Analysts from Persistence Market Research predict, “The most significant future prospect of smart machines is the impact on the global knowledge working community.”[6] They also predict that the marriage of smart machines with the Internet of Things (IoT) will have significant impact. “The automated world is still awaiting a seamless collision of smart technology with Internet of Things. The merger of IoT and smart machines will develop new opportunities in various applicable fields, such as entertainment, smart urbanisation, healthcare, and even in disaster management measures. Furthermore, the incorporation of IoT and smart machines in the manufacturing processes will expedite the production capacity of goods. With the help of IoT, various industries will be more instrumented than the basic automation processes, and the yield metric and consumption level data assessed from smart analytical programs will ease a profitable rectification of any manufacturing setting.”

 

Another area in which cognitive technologies will play a significant role is retail. Shailendra Kumar (@meisshaily), CEO of Analyze-It Technologies, writes, “Cognitive technology will soon impact practically everything, and it already provides glimpses of a future that we have probably not yet dreamt of. No industry will remain untouched by cognitive technology. But one of the prime industries that are going to simply metamorphose as a result of cognitive analytics will be that of retail.”[7]

 

Summary

 

As cognitive computing systems mature, executives in every industry will begin to see how they can be used to transform their businesses. Most analysts agree that in order to survive in the decades ahead, companies must break their industrial age organizational shackles and transform into digital enterprises. Cognitive computing platforms can provide the foundation on which a digital enterprise can be built.

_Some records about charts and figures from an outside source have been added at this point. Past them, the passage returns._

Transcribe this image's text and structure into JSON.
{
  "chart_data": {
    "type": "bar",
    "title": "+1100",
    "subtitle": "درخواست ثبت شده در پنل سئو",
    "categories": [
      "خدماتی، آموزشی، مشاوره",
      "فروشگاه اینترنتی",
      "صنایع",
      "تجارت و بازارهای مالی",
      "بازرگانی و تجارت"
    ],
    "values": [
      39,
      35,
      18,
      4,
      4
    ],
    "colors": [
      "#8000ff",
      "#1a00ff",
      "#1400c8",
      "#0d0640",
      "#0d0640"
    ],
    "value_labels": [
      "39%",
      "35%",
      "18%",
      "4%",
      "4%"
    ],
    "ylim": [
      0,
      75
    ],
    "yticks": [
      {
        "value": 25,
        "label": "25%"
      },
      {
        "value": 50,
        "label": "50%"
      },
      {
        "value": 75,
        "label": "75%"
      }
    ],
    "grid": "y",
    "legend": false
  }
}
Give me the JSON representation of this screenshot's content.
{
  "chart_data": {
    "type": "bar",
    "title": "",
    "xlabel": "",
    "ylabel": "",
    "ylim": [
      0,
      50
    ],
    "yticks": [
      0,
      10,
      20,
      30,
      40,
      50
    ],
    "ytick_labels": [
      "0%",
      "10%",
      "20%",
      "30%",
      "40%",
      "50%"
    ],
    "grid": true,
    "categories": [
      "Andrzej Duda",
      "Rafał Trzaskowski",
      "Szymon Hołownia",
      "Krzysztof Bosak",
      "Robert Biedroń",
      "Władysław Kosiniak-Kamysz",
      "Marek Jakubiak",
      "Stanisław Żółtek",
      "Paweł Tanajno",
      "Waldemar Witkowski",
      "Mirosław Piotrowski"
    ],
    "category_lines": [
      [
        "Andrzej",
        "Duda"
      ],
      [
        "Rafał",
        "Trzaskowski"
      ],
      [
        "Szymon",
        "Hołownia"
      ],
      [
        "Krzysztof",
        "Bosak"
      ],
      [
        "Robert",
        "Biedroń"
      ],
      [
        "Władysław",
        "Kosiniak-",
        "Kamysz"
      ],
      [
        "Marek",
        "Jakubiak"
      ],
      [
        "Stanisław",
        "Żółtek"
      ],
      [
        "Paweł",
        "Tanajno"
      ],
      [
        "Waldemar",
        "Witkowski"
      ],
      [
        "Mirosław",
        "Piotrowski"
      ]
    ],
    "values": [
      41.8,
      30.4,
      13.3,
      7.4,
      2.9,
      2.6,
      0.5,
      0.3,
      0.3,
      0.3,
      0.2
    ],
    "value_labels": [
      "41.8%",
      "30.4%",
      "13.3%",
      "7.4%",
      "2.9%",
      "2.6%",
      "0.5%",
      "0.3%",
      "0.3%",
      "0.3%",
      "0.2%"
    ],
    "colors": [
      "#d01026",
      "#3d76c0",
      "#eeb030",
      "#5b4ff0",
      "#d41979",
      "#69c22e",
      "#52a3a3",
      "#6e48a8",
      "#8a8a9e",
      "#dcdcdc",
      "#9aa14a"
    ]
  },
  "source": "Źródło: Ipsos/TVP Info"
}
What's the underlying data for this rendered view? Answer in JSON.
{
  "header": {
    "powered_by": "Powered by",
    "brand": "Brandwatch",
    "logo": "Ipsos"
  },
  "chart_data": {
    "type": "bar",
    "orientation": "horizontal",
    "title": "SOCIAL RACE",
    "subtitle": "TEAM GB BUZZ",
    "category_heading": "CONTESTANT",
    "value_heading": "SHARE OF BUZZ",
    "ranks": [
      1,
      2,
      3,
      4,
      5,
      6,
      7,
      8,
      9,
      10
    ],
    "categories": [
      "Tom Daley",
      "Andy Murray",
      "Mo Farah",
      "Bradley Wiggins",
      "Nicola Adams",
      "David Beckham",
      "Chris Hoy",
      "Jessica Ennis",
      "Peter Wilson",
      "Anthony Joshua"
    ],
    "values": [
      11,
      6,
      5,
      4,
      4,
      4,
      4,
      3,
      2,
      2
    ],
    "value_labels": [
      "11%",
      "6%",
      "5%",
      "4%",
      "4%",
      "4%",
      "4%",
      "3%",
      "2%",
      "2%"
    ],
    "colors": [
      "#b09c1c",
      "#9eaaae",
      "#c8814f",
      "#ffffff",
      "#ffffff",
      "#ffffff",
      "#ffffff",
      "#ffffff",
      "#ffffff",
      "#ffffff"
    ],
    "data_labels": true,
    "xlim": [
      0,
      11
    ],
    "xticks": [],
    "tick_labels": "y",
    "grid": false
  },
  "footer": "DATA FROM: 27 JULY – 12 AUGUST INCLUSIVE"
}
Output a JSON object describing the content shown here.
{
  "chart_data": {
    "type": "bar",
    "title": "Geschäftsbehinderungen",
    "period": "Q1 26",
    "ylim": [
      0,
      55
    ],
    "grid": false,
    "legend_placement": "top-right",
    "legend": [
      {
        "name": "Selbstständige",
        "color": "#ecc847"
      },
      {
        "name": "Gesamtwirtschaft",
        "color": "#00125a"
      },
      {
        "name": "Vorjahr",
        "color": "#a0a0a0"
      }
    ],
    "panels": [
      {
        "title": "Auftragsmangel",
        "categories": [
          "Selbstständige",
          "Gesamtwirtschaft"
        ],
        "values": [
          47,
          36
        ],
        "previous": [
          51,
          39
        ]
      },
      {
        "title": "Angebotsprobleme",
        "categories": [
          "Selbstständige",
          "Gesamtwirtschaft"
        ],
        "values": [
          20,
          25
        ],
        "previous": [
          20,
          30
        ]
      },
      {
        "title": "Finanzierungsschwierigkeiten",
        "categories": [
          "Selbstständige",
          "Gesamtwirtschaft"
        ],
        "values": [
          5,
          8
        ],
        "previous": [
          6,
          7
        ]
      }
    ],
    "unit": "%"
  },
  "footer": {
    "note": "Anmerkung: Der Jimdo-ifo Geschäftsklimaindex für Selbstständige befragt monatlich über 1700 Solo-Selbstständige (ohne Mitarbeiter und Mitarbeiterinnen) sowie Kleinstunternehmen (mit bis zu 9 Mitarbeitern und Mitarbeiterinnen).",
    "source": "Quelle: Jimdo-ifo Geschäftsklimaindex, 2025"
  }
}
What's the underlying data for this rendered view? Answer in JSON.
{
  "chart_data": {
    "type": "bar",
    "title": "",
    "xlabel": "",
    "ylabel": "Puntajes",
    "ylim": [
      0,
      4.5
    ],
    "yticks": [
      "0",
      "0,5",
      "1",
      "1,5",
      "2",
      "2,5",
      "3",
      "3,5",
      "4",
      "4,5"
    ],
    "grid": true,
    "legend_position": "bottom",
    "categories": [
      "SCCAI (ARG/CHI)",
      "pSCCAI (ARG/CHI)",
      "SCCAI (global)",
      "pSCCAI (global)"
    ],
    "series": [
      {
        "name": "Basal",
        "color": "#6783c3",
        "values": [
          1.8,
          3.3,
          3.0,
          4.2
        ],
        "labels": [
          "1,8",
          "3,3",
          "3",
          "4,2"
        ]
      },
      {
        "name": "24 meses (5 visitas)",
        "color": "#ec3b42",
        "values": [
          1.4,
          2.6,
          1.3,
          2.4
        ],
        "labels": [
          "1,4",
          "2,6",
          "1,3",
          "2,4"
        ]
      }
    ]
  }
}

Haziyev and Milovanov explain, “Cognitive Computing doesn’t bring a drastic novelty into the AI and Big Data industry. Rather it urges digital solutions to meet human-centric requirements: act, think, and behave like a human in order to achieve maximum synergy from human-machine interaction.”

 

Footnotes
[1] Staff, “Cognitive Computing is a Big Thing in IT,” House of IT, 2015.
[2] Kanishk Priyadarshi, “What is Cognitive Computing?Particle News, 7 February 2017.
[3] Serge Haziyev and Yuriy Milovanov, “Cognitive Computing: How to Transform Digital Systems to the Next Level of Intelligence,” Dataconomy, 11 January 2017.
[4] Joe McKendrick, “Really Thoughtful Data: Is ‘Cognitive Computing’ the Next Big Thing in Analytics?Informatica Blog, 1 December 2016.
[5] Diya Koshy George, “Observant and intuitive, this intelligent technology is a game-changer for businesses to better understand their customers,” Your Story, 21 September 2016.
[6] Persistence Market Research Staff, “Smart Machines: The Future with Cognitive Computing,” PMR Blog, 8 September 2016.
[7] Shailendra Kumar, “Cognitive Retail: The Future Is Here,” Information Management, 30 June 2016.